How might you use open pedagogy in your course?

How might you use open pedagogy in your course?

Browse some examples of open pedagogy on the Open Pedagogy Notebook, posted by colleagues in the summer 2020 and summer 2021 seminars, and in the resources section of this site.

In the comments below, write a paragraph about an open pedagogy assignment that you might create. You can adapt one of the examples you read about or sketch out an idea for something new.

6 Comments

  1. Anthony Naaeke

    As I listened to the video and read the text, it became clearer to me that some students can’t afford the textbooks we require them to purchase and if exams are drawn from the textbook they are likely to fail. This means that textbook requirement is an equity and social justice issue while OER Open pedagogy can be a good way to empower students and promote learning. So open pedagogy is about access, and seeing the education from a learner-driven perspective.An open pedagogy assignment I might create would be to write a number of questions on a given topic and ask students to make their entries on each question and in the end I put students in groups to edit the entries into an essay.

  2. Adrienne Urbanski

    My previous experiences with the OER opportunities at BMCC have shown me how beneficial using OER sources can be, especially when compared to standard text books. I have been using OER sources in my classes for awhile now, and I find that it allows me to have greater control over the texts and materials my students are studying. I have been experimenting with different approaches to assignments in my classes and in the last two semesters I have had my students take the research that they complete for the final research paper and transfer the information into new modalities such as infographics, comics, Tik Tok videos, pamphlets, Power Points, poetry booklets, etc. These projects can help other students better understand ways to apporach the assignment, review previous student research, and consider how the writing and research skills that they learn can be applied to real world settings, projects, and scenarios outside of the undergraduate classroom.

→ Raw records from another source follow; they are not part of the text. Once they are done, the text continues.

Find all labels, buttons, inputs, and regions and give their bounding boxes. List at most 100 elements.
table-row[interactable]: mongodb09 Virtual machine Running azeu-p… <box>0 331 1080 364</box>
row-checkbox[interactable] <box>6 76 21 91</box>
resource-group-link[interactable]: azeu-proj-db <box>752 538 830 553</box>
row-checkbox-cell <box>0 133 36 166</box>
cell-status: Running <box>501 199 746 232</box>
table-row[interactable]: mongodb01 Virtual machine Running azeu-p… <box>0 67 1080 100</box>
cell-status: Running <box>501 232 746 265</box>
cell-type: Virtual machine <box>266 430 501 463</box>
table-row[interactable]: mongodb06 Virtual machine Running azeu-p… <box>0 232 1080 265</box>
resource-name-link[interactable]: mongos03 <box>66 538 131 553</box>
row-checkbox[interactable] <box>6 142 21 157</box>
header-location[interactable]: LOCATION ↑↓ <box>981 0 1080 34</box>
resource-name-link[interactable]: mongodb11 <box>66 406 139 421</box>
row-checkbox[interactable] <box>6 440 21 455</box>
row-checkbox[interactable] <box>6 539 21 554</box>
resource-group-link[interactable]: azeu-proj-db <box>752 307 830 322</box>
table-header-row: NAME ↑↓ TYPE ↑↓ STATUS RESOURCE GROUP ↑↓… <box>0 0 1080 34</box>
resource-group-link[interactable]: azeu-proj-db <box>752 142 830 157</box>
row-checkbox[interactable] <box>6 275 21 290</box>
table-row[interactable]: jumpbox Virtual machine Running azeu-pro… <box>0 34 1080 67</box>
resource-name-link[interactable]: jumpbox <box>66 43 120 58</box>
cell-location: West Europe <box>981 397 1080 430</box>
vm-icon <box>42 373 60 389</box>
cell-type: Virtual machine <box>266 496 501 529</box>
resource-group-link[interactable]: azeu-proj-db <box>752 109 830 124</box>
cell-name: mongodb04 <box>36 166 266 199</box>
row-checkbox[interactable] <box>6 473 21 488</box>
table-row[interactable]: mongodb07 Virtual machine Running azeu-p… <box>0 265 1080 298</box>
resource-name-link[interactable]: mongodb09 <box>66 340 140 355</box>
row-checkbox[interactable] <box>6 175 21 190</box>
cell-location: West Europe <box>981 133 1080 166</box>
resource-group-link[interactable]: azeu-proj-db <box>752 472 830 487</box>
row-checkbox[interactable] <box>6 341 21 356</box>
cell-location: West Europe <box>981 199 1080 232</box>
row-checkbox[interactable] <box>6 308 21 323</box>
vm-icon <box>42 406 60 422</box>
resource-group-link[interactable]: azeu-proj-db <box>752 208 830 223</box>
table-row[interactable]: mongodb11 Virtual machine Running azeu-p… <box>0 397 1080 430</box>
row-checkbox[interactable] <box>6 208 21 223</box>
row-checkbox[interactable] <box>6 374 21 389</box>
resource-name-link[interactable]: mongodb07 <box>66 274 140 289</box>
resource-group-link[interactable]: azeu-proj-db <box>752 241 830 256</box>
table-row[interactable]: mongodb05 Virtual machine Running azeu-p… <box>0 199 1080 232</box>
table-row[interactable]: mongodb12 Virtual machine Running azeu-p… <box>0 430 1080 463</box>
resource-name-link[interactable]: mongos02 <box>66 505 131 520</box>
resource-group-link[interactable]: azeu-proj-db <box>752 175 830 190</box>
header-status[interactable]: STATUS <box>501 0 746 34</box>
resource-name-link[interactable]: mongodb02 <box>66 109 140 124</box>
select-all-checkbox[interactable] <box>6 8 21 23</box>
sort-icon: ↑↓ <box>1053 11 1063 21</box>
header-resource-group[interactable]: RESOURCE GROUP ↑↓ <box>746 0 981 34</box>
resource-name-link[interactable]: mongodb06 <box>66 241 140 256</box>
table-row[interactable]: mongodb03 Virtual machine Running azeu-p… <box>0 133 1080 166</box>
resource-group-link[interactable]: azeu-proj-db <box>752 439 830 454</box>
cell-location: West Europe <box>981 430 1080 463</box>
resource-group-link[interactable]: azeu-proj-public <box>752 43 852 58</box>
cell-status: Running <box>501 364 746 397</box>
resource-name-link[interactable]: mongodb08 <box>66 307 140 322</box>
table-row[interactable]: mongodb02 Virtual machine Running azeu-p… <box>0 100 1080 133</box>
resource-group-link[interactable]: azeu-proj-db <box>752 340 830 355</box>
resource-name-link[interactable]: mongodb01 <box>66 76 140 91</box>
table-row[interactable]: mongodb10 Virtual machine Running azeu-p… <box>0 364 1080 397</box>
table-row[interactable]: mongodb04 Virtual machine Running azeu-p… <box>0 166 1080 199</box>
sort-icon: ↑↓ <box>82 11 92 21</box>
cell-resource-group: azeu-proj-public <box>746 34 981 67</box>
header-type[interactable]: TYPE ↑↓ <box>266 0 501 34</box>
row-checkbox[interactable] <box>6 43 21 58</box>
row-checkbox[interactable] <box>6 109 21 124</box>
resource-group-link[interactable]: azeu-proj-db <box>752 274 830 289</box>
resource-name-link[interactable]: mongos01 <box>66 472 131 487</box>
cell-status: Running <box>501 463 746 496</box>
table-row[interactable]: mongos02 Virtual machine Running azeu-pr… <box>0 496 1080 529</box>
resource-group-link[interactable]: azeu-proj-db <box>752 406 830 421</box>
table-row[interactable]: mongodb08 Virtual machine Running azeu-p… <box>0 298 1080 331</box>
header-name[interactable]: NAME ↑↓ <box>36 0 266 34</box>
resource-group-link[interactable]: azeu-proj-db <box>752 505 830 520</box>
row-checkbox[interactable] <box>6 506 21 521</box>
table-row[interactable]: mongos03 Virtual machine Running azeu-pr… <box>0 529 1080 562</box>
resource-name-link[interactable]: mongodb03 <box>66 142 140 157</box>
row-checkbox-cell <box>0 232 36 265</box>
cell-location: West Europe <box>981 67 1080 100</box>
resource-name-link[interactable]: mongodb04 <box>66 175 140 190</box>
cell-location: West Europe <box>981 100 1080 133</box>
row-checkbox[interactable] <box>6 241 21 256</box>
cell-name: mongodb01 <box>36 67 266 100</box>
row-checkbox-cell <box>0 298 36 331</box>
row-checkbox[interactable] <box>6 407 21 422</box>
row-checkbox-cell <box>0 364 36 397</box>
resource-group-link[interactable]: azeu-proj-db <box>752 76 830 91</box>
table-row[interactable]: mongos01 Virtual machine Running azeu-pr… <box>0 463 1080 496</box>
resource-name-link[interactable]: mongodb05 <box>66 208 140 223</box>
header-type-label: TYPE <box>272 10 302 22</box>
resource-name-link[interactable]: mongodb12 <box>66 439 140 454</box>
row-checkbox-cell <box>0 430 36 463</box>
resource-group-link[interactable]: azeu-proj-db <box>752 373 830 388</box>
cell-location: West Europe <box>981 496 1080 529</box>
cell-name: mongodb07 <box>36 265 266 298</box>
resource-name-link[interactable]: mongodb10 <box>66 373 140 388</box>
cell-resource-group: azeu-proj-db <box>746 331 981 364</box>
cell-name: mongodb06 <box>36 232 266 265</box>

  3. While there is a tremendous amount of information in the video that is both useful and directly related to the work of increasing student success and engagement, I have reservations about a couple of the contentions made in the video:
    1. Encouraging the legitimacy of Wikipedia as an academic source. To me, this is completely non-negotiable. As an academic and educator, my job is to move my students toward correct, independent research. Frankly, the fact that the presenter put forth this idea undermined his credibility with me immediately.
    2. The idea of redoing textbooks using student work on research paper is a brilliant idea. It does, however, bring up many questions, primarily, that student synthesis and analysis is essential, how can we ensure academic rigor in the construction of a student-built/centered anthology textbook? It’s a fact that often an anthology or textbook uses expert testimony to give specific and deep insight into an otherwise obscure and impenetrable texts, ideas, and processes.Are we removing the role of the expert? Giving student scholarship primary place in a text is fraught with many traps —- but well worth exploring.

    Not everything posited in the video was controversial to me. I could get behind the following completely at this phase of my understanding:

    1. That food and housing insecurity are now our job to combat as educators. Love how the video makes that clear in no uncertain terms.

    2. The financial argument about the cost of textbooks shows the complete necessity of building OER materials. As Professor Naaeke articulates so clearly above, this creation process is a matter of social justice and equity. As educators at a community college that serves such a wide range of students from around the world, it’s incumbent upon us to make access to learning equitable and open.

    3. I very much like the idea of the students helping to create tests.

  4. Yan Yang

    I use OER material already for my art history class. There is an excellent art history website called Smarthistory with tons of information on art from all over the world. Two potential assignments I envision is having students create a presentation or report in the same style as Smarthistory but on art that Smarthistory has not covered. The object should be from the student’s own culture. A second activity is having students write Jeopardy questions based on the objects we study in class. Their source of information would be Smarthistory. In connection to that, I guess they can create multiple choice questions based on Smarthistory as well, though I personally think Jeopardy questions might be more interesting.

  5. Ricaute Rogers

    Currently, my class users a major publishing company for 95% off the assignments, test, and projects. This makes it difficult to modify its connect. The only assignments available will be the discussion board in Blackboards. I what to find ways to increase class participation. I will like to see what is available to make it more appealing for students to participate.